Se, apesar de tudo, o Senhor não lhes dá filhos, não devem ver nisso nenhuma
frustração, devem ficar satisfeitos, descobrindo nesse facto precisamente a
Vontade de Deus em relação a eles. Muitas vezes, o Senhor não dá filhos porque
pede mais. Pede que se tenha o mesmo esforço e a mesma entrega delicada
ajudando o próximo, sem o júbilo bem humano de ter tido filhos.

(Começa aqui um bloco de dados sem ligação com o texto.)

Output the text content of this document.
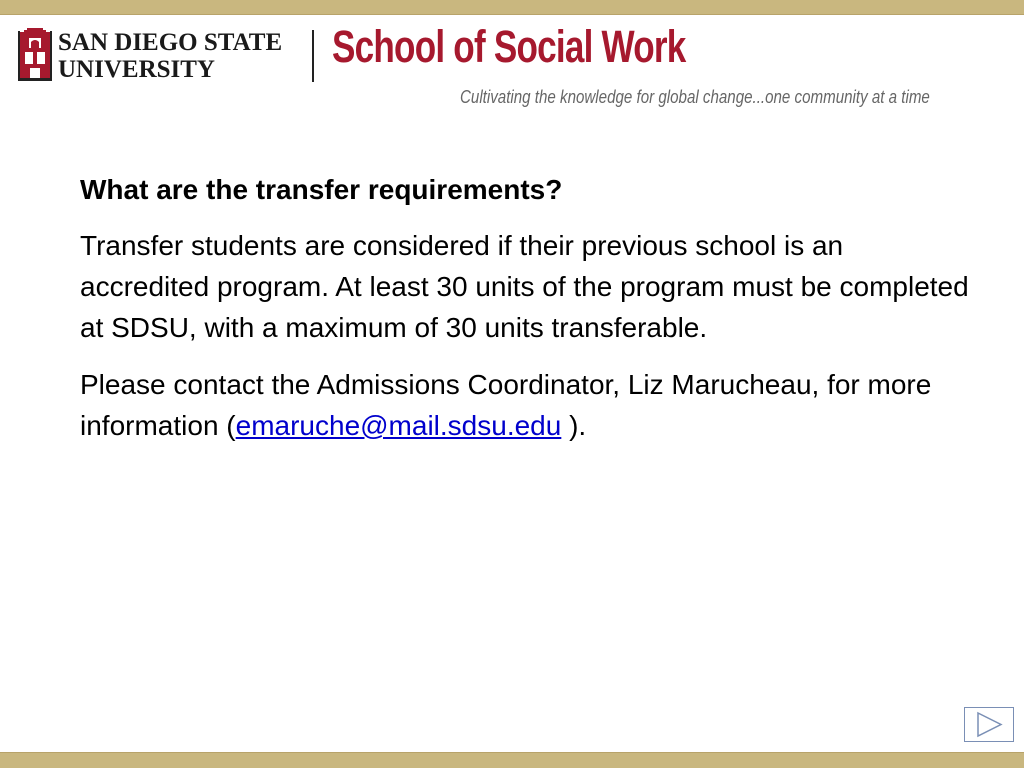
SAN DIEGO STATE
UNIVERSITY	School of Social Work
Cultivating the knowledge for global change...one community at a time
What are the transfer requirements?

Transfer students are considered if their previous school is an accredited program. At least 30 units of the program must be completed at SDSU, with a maximum of 30 units transferable.

Please contact the Admissions Coordinator, Liz Marucheau, for more information (emaruche@mail.sdsu.edu ).
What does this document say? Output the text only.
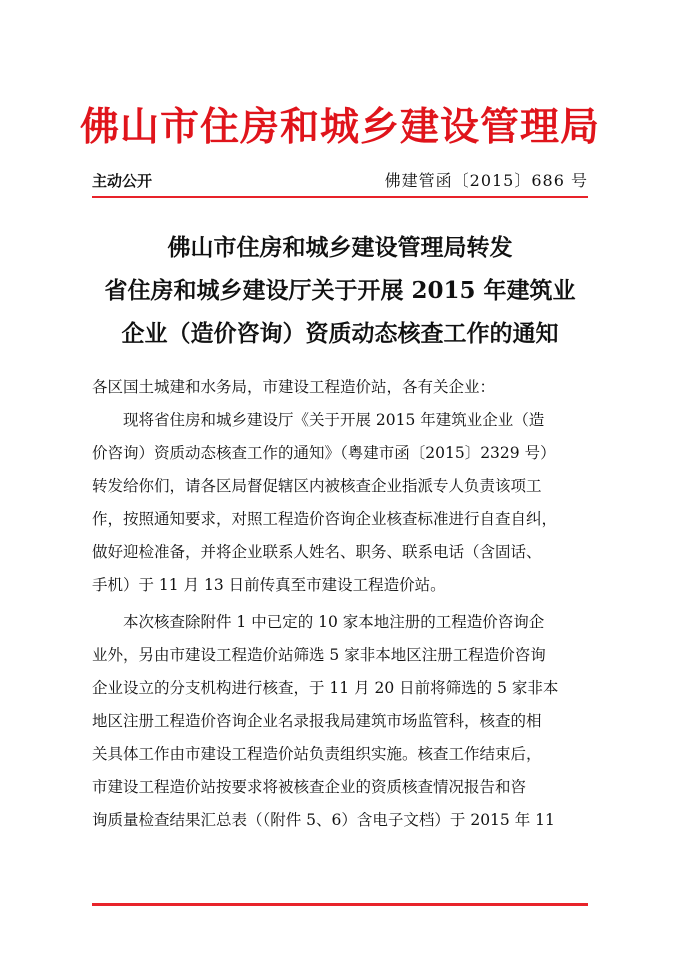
佛山市住房和城乡建设管理局
主动公开	佛建管函〔2015〕686 号
佛山市住房和城乡建设管理局转发
省住房和城乡建设厅关于开展 2015 年建筑业
企业（造价咨询）资质动态核查工作的通知
各区国土城建和水务局，市建设工程造价站，各有关企业：
现将省住房和城乡建设厅《关于开展 2015 年建筑业企业（造
价咨询）资质动态核查工作的通知》（粤建市函〔2015〕2329 号）
转发给你们，请各区局督促辖区内被核查企业指派专人负责该项工
作，按照通知要求，对照工程造价咨询企业核查标准进行自查自纠，
做好迎检准备，并将企业联系人姓名、职务、联系电话（含固话、
手机）于 11 月 13 日前传真至市建设工程造价站。
本次核查除附件 1 中已定的 10 家本地注册的工程造价咨询企
业外，另由市建设工程造价站筛选 5 家非本地区注册工程造价咨询
企业设立的分支机构进行核查，于 11 月 20 日前将筛选的 5 家非本
地区注册工程造价咨询企业名录报我局建筑市场监管科，核查的相
关具体工作由市建设工程造价站负责组织实施。核查工作结束后，
市建设工程造价站按要求将被核查企业的资质核查情况报告和咨
询质量检查结果汇总表（（附件 5、6）含电子文档）于 2015 年 11
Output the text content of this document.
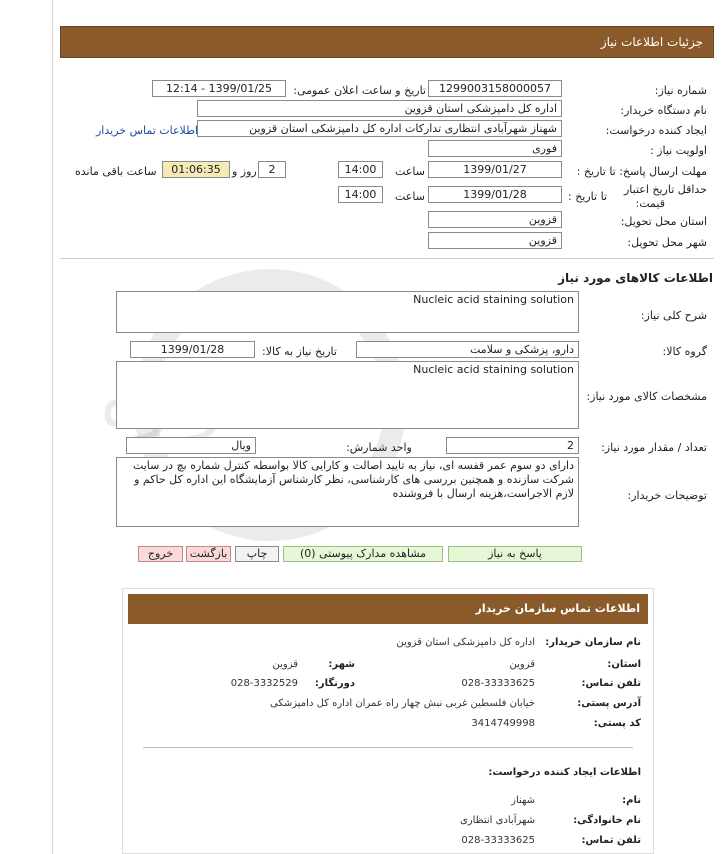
جزئیات اطلاعات نیاز
شماره نیاز:
1299003158000057
تاریخ و ساعت اعلان عمومی:
1399/01/25 - 12:14
نام دستگاه خریدار:
اداره کل دامپزشکی استان قزوین
ایجاد کننده درخواست:
شهناز شهرآبادی انتظاری تدارکات اداره کل دامپزشکی استان قزوین
اطلاعات تماس خریدار
اولویت نیاز :
فوری
مهلت ارسال پاسخ: تا تاریخ :
1399/01/27
ساعت
14:00
2
روز و
01:06:35
ساعت باقی مانده
حداقل تاریخ اعتبار
قیمت:
تا تاریخ :
1399/01/28
ساعت
14:00
استان محل تحویل:
قزوین
شهر محل تحویل:
قزوین
اطلاعات کالاهای مورد نیاز
شرح کلی نیاز:
Nucleic acid staining solution
گروه کالا:
دارو، پزشکی و سلامت
تاریخ نیاز به کالا:
1399/01/28
مشخصات کالای مورد نیاز:
Nucleic acid staining solution
تعداد / مقدار مورد نیاز:
2
واحد شمارش:
ویال
توضیحات خریدار:
دارای دو سوم عمر قفسه ای، نیاز به تایید اصالت و کارایی کالا بواسطه کنترل شماره بچ در سایت شرکت سازنده و همچنین بررسی های کارشناسی، نظر کارشناس آزمایشگاه این اداره کل حاکم و لازم الاجراست،هزینه ارسال با فروشنده
پاسخ به نیاز
مشاهده مدارک پیوستی (0)
چاپ
بازگشت
خروج
اطلاعات تماس سازمان خریدار
نام سازمان خریدار:
اداره کل دامپزشکی استان قزوین
استان:
قزوین
شهر:
قزوین
تلفن تماس:
028-33333625
دورنگار:
028-3332529
آدرس پستی:
خیابان فلسطین غربی نبش چهار راه عمران اداره کل دامپزشکی
کد پستی:
3414749998
اطلاعات ایجاد کننده درخواست:
نام:
شهناز
نام خانوادگی:
شهرآبادی انتظاری
تلفن تماس:
028-33333625
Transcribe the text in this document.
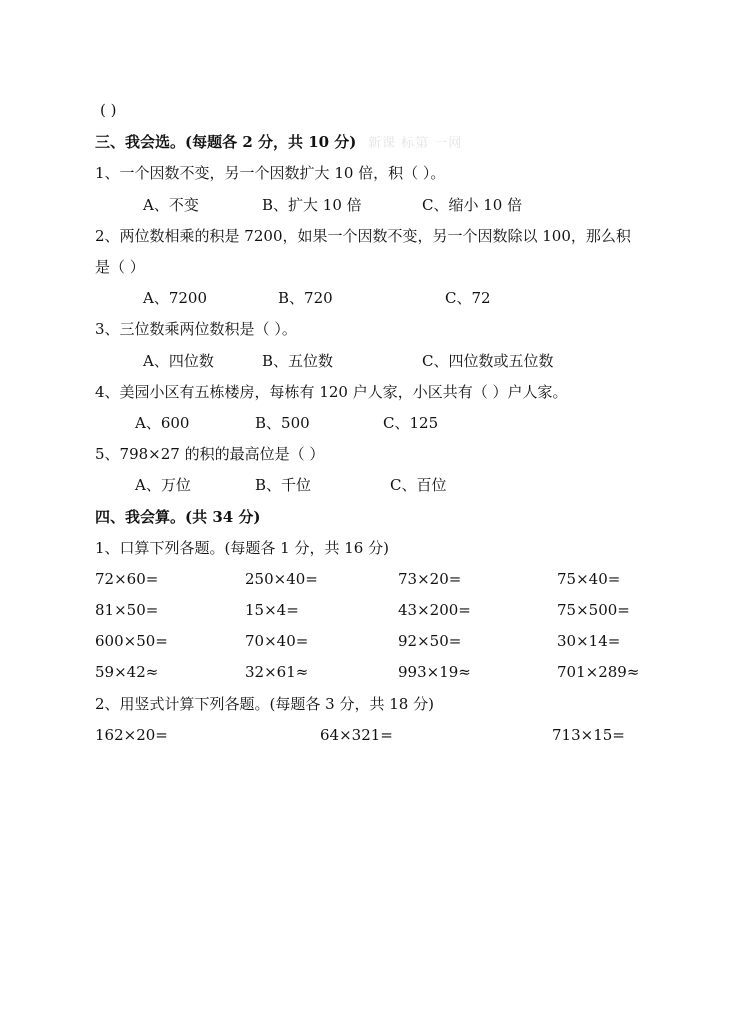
( )
三、我会选。(每题各 2 分，共 10 分) 新课 标第 一网
1、一个因数不变，另一个因数扩大 10 倍，积（ ）。
A、不变	B、扩大 10 倍	C、缩小 10 倍
2、两位数相乘的积是 7200，如果一个因数不变，另一个因数除以 100，那么积
是（ ）
A、7200	B、720	C、72
3、三位数乘两位数积是（ ）。
A、四位数	B、五位数	C、四位数或五位数
4、美园小区有五栋楼房，每栋有 120 户人家，小区共有（ ）户人家。
A、600	B、500	C、125
5、798×27 的积的最高位是（ ）
A、万位	B、千位	C、百位
四、我会算。(共 34 分)
1、口算下列各题。(每题各 1 分，共 16 分)
72×60=	250×40=	73×20=	75×40=
81×50=	15×4=	43×200=	75×500=
600×50=	70×40=	92×50=	30×14=
59×42≈	32×61≈	993×19≈	701×289≈
2、用竖式计算下列各题。(每题各 3 分，共 18 分)
162×20=	64×321=	713×15=
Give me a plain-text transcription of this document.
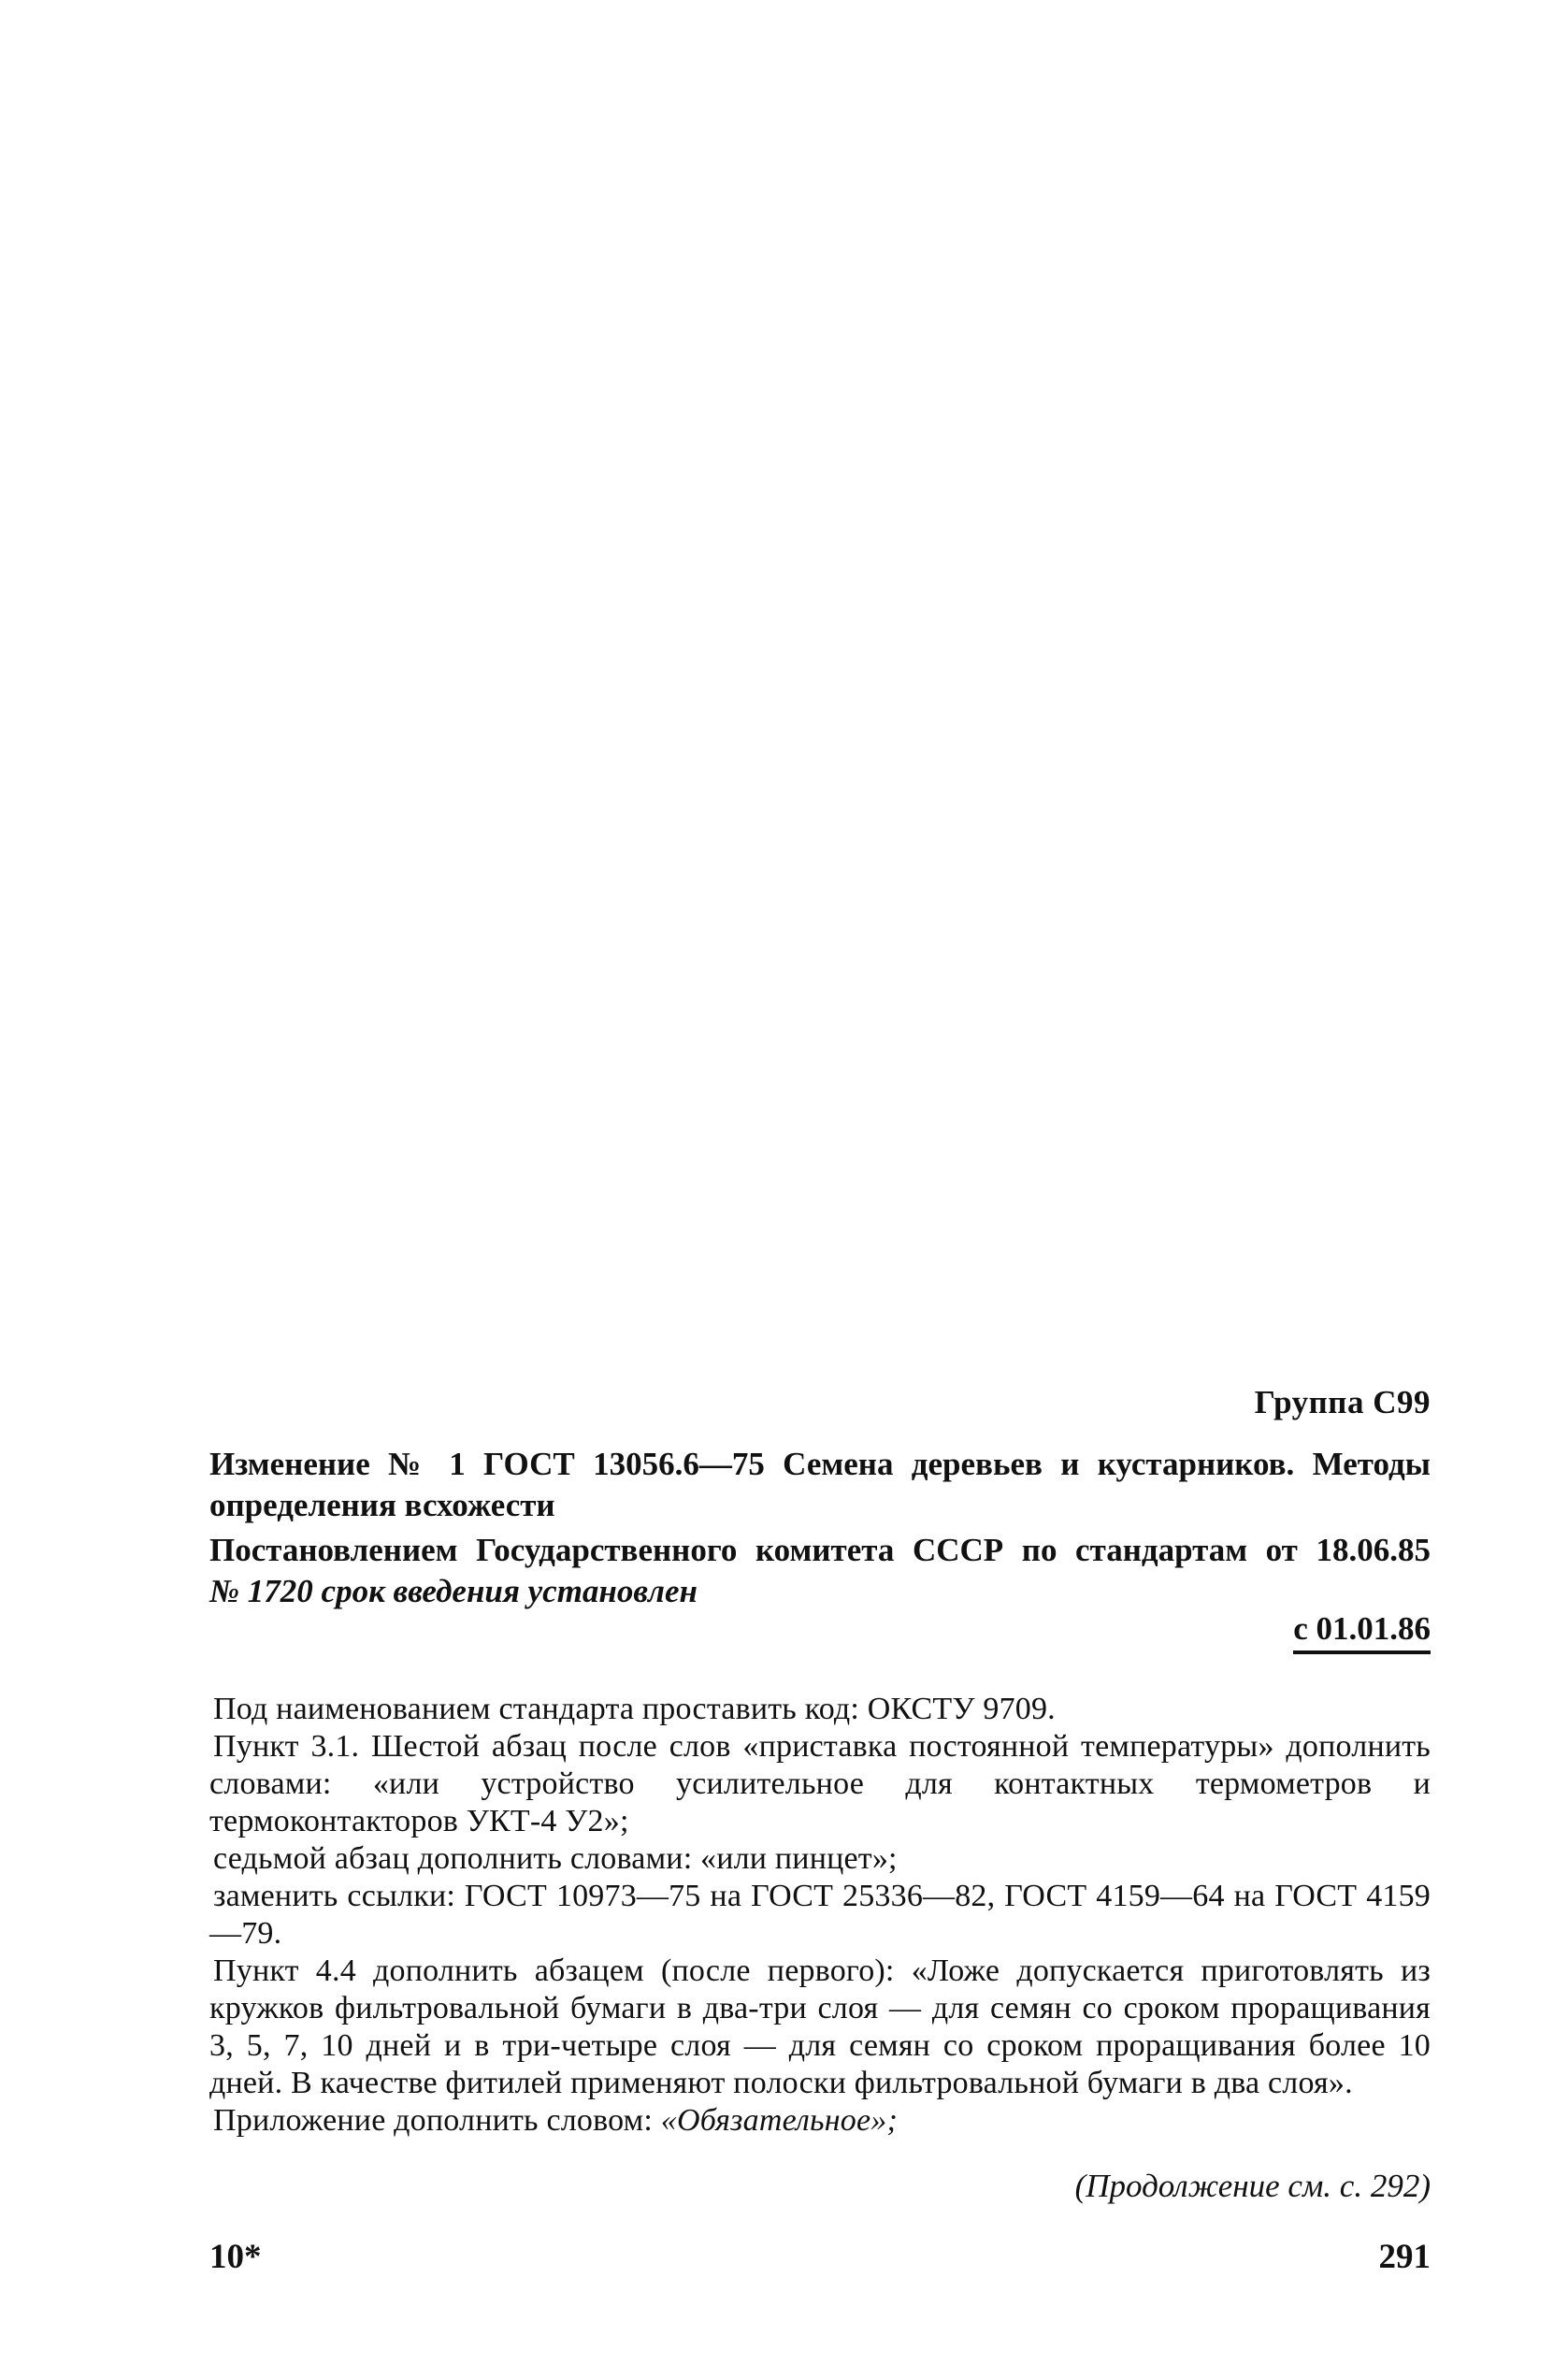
Группа С99
Изменение № 1 ГОСТ 13056.6—75 Семена деревьев и кустарников. Методы определения всхожести
Постановлением Государственного комитета СССР по стандартам от 18.06.85
№ 1720 срок введения установлен
с 01.01.86

Под наименованием стандарта проставить код: ОКСТУ 9709.

Пункт 3.1. Шестой абзац после слов «приставка постоянной температуры» дополнить словами: «или устройство усилительное для контактных термометров и термоконтакторов УКТ-4 У2»;

седьмой абзац дополнить словами: «или пинцет»;

заменить ссылки: ГОСТ 10973—75 на ГОСТ 25336—82, ГОСТ 4159—64 на ГОСТ 4159—79.

Пункт 4.4 дополнить абзацем (после первого): «Ложе допускается приготовлять из кружков фильтровальной бумаги в два-три слоя — для семян со сроком проращивания 3, 5, 7, 10 дней и в три-четыре слоя — для семян со сроком проращивания более 10 дней. В качестве фитилей применяют полоски фильтровальной бумаги в два слоя».

Приложение дополнить словом: «Обязательное»;

(Продолжение см. с. 292)
10*	291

Não há, pois,
motivo para se sentirem fracassados, nem para dar lugar à tristeza.
Se
os esposos têm vida interior, compreenderão que Deus os insta, levando-os a
fazer da sua vida um generoso serviço cristão, um apostolado diferente do que
realizariam com os seus filhos, mas igualmente maravilhoso.
Que
olhem à sua volta, e descobrirão imediatamente pessoas que necessitam de ajuda,
de caridade e de carinho. Há, além disso, muitas ocupações apostólicas em que
podem trabalhar. E, se sabem pôr o coração nessa tarefa, se se sabem dar
generosamente aos outros, esquecendo-se de si próprios, terão uma fecundidade
esplêndida, uma paternidade espiritual que encherá a sua alma de verdadeira
paz.
As
soluções concretas podem ser diferentes em cada caso, mas, no fundo, todas se
reduzem a ocupar-se dos outros com afã de servir, com amor. Deus recompensa
sempre aqueles que têm a generosa humildade de não pensarem em si mesmos, dando
às suas almas uma profunda alegria.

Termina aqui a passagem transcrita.